El día de San Juan, Martín fue a misa con su padre y Adela. No fueron en el coche militar como los años anteriores, sino en la tartana de Perico, que vino a buscarles.
Mientras el viejo caballo iba a paso cansino por la carretera junto al mar, Martín se fijó en Adela. Y a pesar de su distracción pensó que había cambiado mucho desde el día en que la conoció en casa de sus abuelos.
Con el traje negro de seda que la ceñía se notaba muy bien la deformación del cuerpo de la mujer. La cara, hinchada, resultaba muy rara, Y la mirada de sus ojos, tan hermosos y adormilados en otro tiempo, era una mirada hosca, como llena de rencores. No es que el chico pensara esto de los rencores, sólo se daba cuenta de la transformación de su madrastra vagamente mientras escuchaba a Eugenio que estaba explicando la procesión del pueblo aquel día. La procesión ya no la alcanzarían a ver, pero según Eugenio resultaba muy pintoresca, casi como las de Semana Santa, en que todos los hombres de Beniteca se vestían de nazarenos o de figuras bíblicas o de la historia de la antigüedad. Algo muy curioso. Todos los hombres bebían lo suyo en aquellas procesiones y las mujeres se encerraban en sus casas. El día de San Juan no pasaba esto, pero Eugenio lamentaba que Martín no hubiese visto la procesión.
Al salir de misa vio Martín que Carlos le estaba esperando frente a la iglesia apoyado en su moto.
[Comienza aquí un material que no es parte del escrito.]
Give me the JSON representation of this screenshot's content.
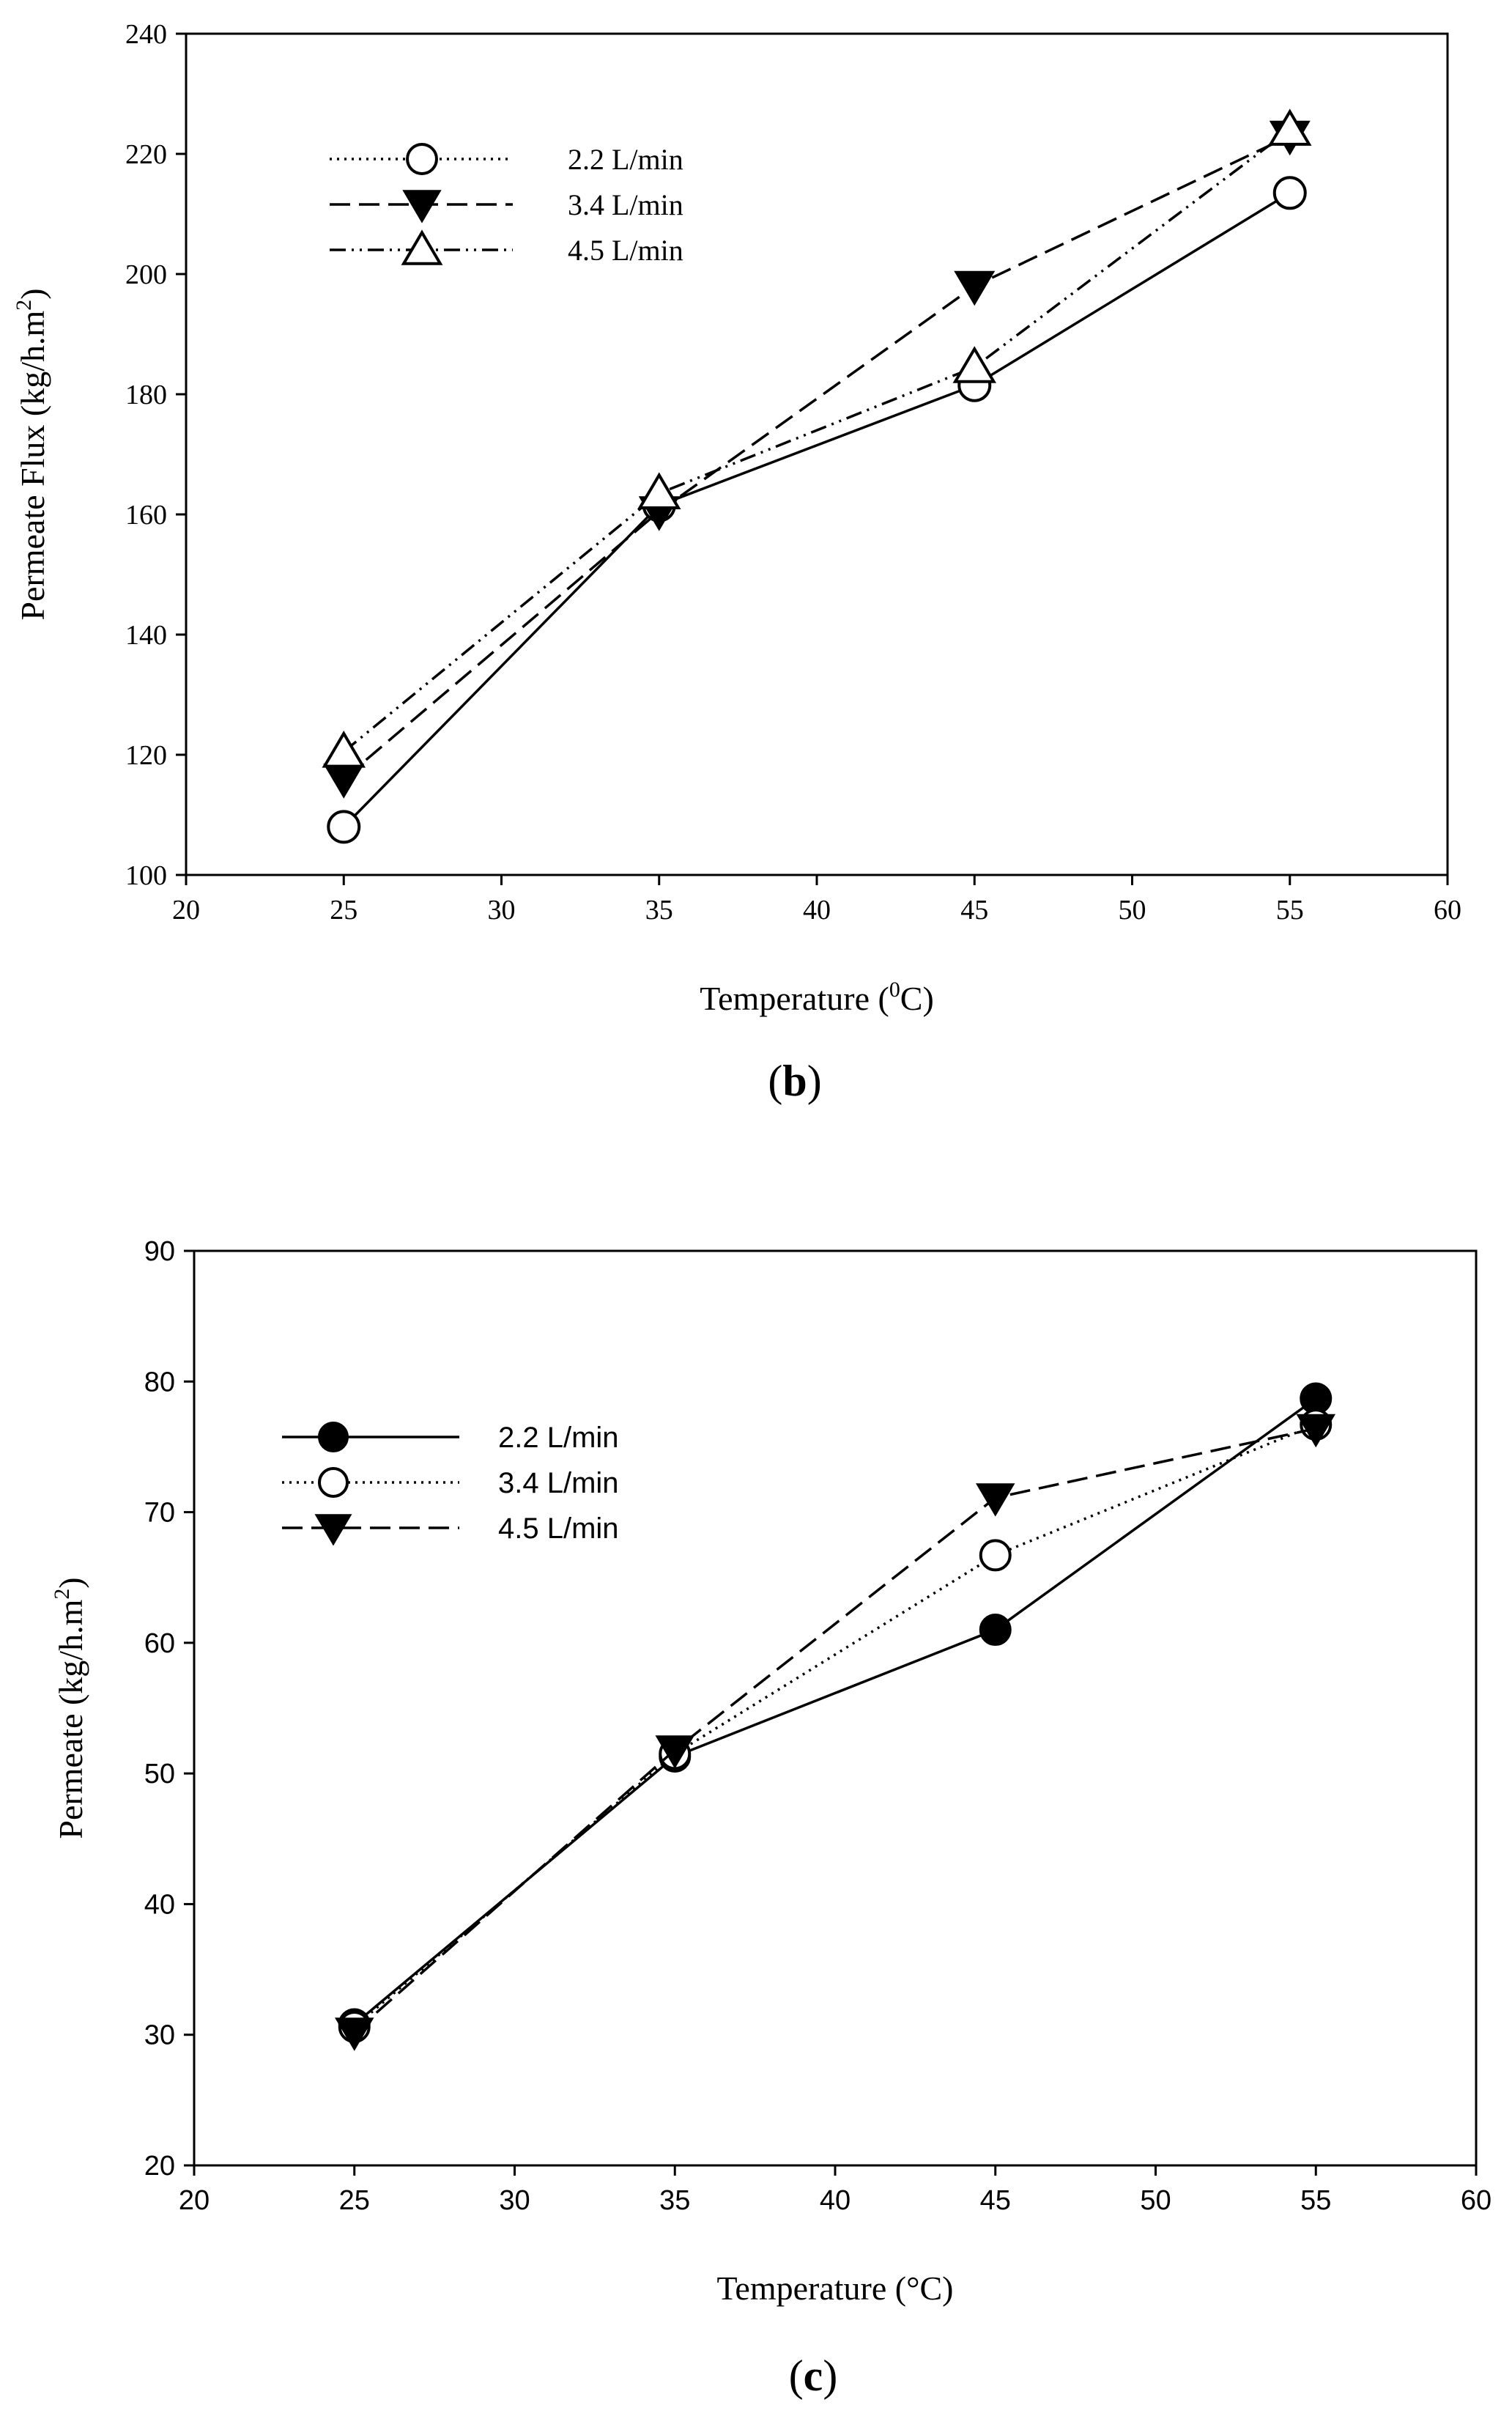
{
  "chart_data": [
    {
      "type": "line",
      "panel_label": "b",
      "title": "",
      "xlabel": "Temperature (",
      "xlabel_sup": "0",
      "xlabel_suffix": "C)",
      "ylabel": "Permeate Flux (kg/h.m",
      "ylabel_sup": "2",
      "ylabel_suffix": ")",
      "xlim": [
        20,
        60
      ],
      "ylim": [
        100,
        240
      ],
      "xticks": [
        20,
        25,
        30,
        35,
        40,
        45,
        50,
        55,
        60
      ],
      "yticks": [
        100,
        120,
        140,
        160,
        180,
        200,
        220,
        240
      ],
      "grid": false,
      "legend_position": "top-left",
      "x": [
        25,
        35,
        45,
        55
      ],
      "series": [
        {
          "name": "2.2 L/min",
          "legend_label": "2.2 L/min",
          "values": [
            108,
            161.5,
            181.5,
            213.5
          ],
          "marker": "open-circle",
          "line": "solid",
          "legend_line": "dotted"
        },
        {
          "name": "3.4 L/min",
          "legend_label": "3.4 L/min",
          "values": [
            116,
            160.5,
            198,
            223
          ],
          "marker": "filled-triangle-down",
          "line": "dashed",
          "legend_line": "dashed"
        },
        {
          "name": "4.5 L/min",
          "legend_label": "4.5 L/min",
          "values": [
            120.5,
            163.5,
            184.5,
            224
          ],
          "marker": "open-triangle-up",
          "line": "dash-dot-dot",
          "legend_line": "dash-dot-dot"
        }
      ]
    },
    {
      "type": "line",
      "panel_label": "c",
      "title": "",
      "xlabel": "Temperature (°C)",
      "ylabel": "Permeate (kg/h.m",
      "ylabel_sup": "2",
      "ylabel_suffix": ")",
      "xlim": [
        20,
        60
      ],
      "ylim": [
        20,
        90
      ],
      "xticks": [
        20,
        25,
        30,
        35,
        40,
        45,
        50,
        55,
        60
      ],
      "yticks": [
        20,
        30,
        40,
        50,
        60,
        70,
        80,
        90
      ],
      "grid": false,
      "legend_position": "top-left",
      "x": [
        25,
        35,
        45,
        55
      ],
      "series": [
        {
          "name": "2.2 L/min",
          "legend_label": "2.2 L/min",
          "values": [
            30.8,
            51.3,
            61,
            78.7
          ],
          "marker": "filled-circle",
          "line": "solid"
        },
        {
          "name": "3.4 L/min",
          "legend_label": "3.4 L/min",
          "values": [
            30.6,
            51.5,
            66.7,
            76.7
          ],
          "marker": "open-circle",
          "line": "dotted"
        },
        {
          "name": "4.5 L/min",
          "legend_label": "4.5 L/min",
          "values": [
            30.2,
            51.8,
            71.1,
            76.4
          ],
          "marker": "filled-triangle-down",
          "line": "dashed"
        }
      ]
    }
  ]
}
Carlos se acercó a saludar a Eugenio y Adela.
– Me llevo a Martín, si no les importa.
– Bien -dijo Eugenio-, por mí… Este año Martín sin Mari Tere… Aquella rubia tan mona, ¿eh Martín?, la hija del capitán que había antes. Sin Mari Tere se va a aburrir en el café.
Los chicos dieron la vuelta por la plaza montados en la moto. La plaza estaba animada por los barracones de tiro al blanco y despacho de bebidas y por los hilos de bombillas de colores que cruzaban por encima de la pista de baile para la iluminación nocturna. Algunos puestos estaban cerrados en aquel momento.
Desde el café, don Clemente vio pasar a los chicos y se permitió algunas observaciones cáusticas acerca de ellos y del ruido de la moto y del peligro de que un chico tan joven la llevase por el pueblo con riesgo de atropellar a alguien.
– Se ve que esos chicos de la finca del inglés son privilegiados para todo el mundo y hacen lo que les da la gana. Soto haría bien en vigilar la amistad de su hijo con esa gente.
Al cabo de un rato, completa ya la tertulia con una serie de oficiales entre los que estaba Eugenio, don Clemente se creyó obligado, según dijo, a hacer una advertencia al teniente.